The petition urges the Australian Govern-ment to call on the Sri Lankan Government to allow aid agencies, journalists, diplomats and human rights organisations better access to the camps.

It also calls for action to speed up the release of Tamils from the camps, to initiate an independent investigation of possible human rights violations during the military battle between Government forces and Tamil Tigers earlier this year, and to establish a process which promotes reconciliation by addressing the grievances of Tamils.

CJPC executive officer Peter Arndt said it was important that the situation for Tamils in the camps was not ignored.

“We are very concerned that the Government is not making action to help the Tamils in the camps an urgent priority because there is no public uproar about their plight,” Mr Arndt said.

“It is three months since the bloody conflict ended in Sri Lanka and there is no evidence that anyone has been released.

“In any case, we have to ask why the Sri Lankan Government is allowed to detain its citizens indefinitely in the way that it has.

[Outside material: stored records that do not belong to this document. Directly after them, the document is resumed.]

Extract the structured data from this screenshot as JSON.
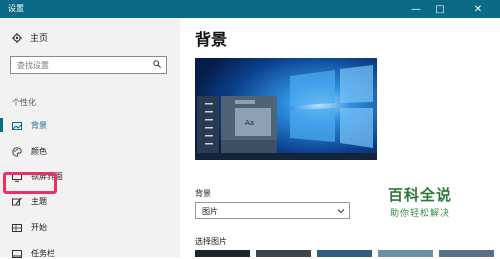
{
  "window": {
    "title": "设置",
    "minimize": "—",
    "maximize": "□",
    "close": "✕"
  },
  "sidebar": {
    "home_label": "主页",
    "home_icon": "gear-icon",
    "search_placeholder": "查找设置",
    "search_icon": "search-icon",
    "section_title": "个性化",
    "items": [
      {
        "label": "背景",
        "icon": "picture-icon",
        "selected": true
      },
      {
        "label": "颜色",
        "icon": "palette-icon",
        "selected": false
      },
      {
        "label": "锁屏界面",
        "icon": "monitor-icon",
        "selected": false
      },
      {
        "label": "主题",
        "icon": "theme-brush-icon",
        "selected": false,
        "highlighted": true
      },
      {
        "label": "开始",
        "icon": "start-grid-icon",
        "selected": false
      },
      {
        "label": "任务栏",
        "icon": "taskbar-icon",
        "selected": false
      }
    ]
  },
  "main": {
    "title": "背景",
    "preview": {
      "sample_text": "Aa"
    },
    "background_label": "背景",
    "background_value": "图片",
    "choose_picture_label": "选择图片"
  },
  "watermark": {
    "brand": "百科全说",
    "tagline": "助你轻松解决"
  },
  "colors": {
    "accent": "#0d6a87",
    "highlight_border": "#ec2f64",
    "watermark": "#2e7a3a"
  }
}
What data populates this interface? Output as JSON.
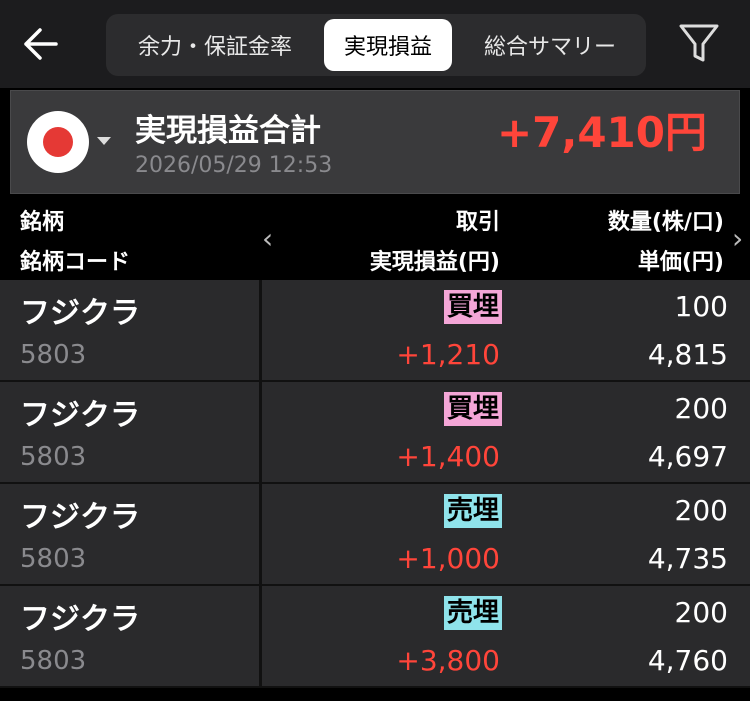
{
  "header": {
    "tabs": [
      {
        "label": "余力・保証金率"
      },
      {
        "label": "実現損益"
      },
      {
        "label": "総合サマリー"
      }
    ]
  },
  "summary": {
    "title": "実現損益合計",
    "datetime": "2026/05/29 12:53",
    "total": "+7,410円"
  },
  "table": {
    "headers": {
      "col1_top": "銘柄",
      "col1_bottom": "銘柄コード",
      "col2_top": "取引",
      "col2_bottom": "実現損益(円)",
      "col3_top": "数量(株/口)",
      "col3_bottom": "単価(円)",
      "prev_arrow": "‹",
      "next_arrow": "›"
    },
    "rows": [
      {
        "name": "フジクラ",
        "code": "5803",
        "trade": "買埋",
        "pl": "+1,210",
        "qty": "100",
        "price": "4,815"
      },
      {
        "name": "フジクラ",
        "code": "5803",
        "trade": "買埋",
        "pl": "+1,400",
        "qty": "200",
        "price": "4,697"
      },
      {
        "name": "フジクラ",
        "code": "5803",
        "trade": "売埋",
        "pl": "+1,000",
        "qty": "200",
        "price": "4,735"
      },
      {
        "name": "フジクラ",
        "code": "5803",
        "trade": "売埋",
        "pl": "+3,800",
        "qty": "200",
        "price": "4,760"
      }
    ]
  },
  "colors": {
    "profit": "#ff453a",
    "buy_badge": "#f4a6d7",
    "sell_badge": "#8fe3eb",
    "active_tab": "#ffffff"
  }
}
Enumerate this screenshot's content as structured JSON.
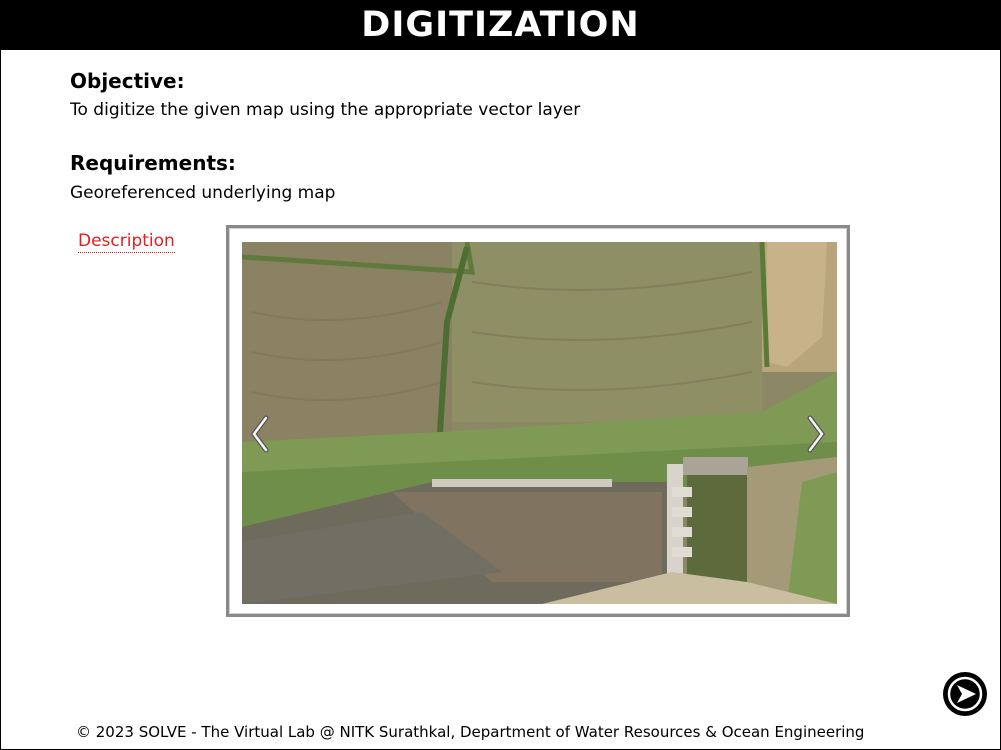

“They are not allowed to leave these military-run camps which have dreadful conditions even though many have family and friends to whom they can go.”

Mr Arndt said the commission had received reliable reports of outbreaks of diseases like typhoid, serious over-crowding in many camps, inadequate obstetric care for thousands of pregnant women, over-stretched hospital facilities and children with chronic diseases like asthma not receiving appropriate care.

“Parents and children are separated from each other and they don’t know where their family members are,” he said.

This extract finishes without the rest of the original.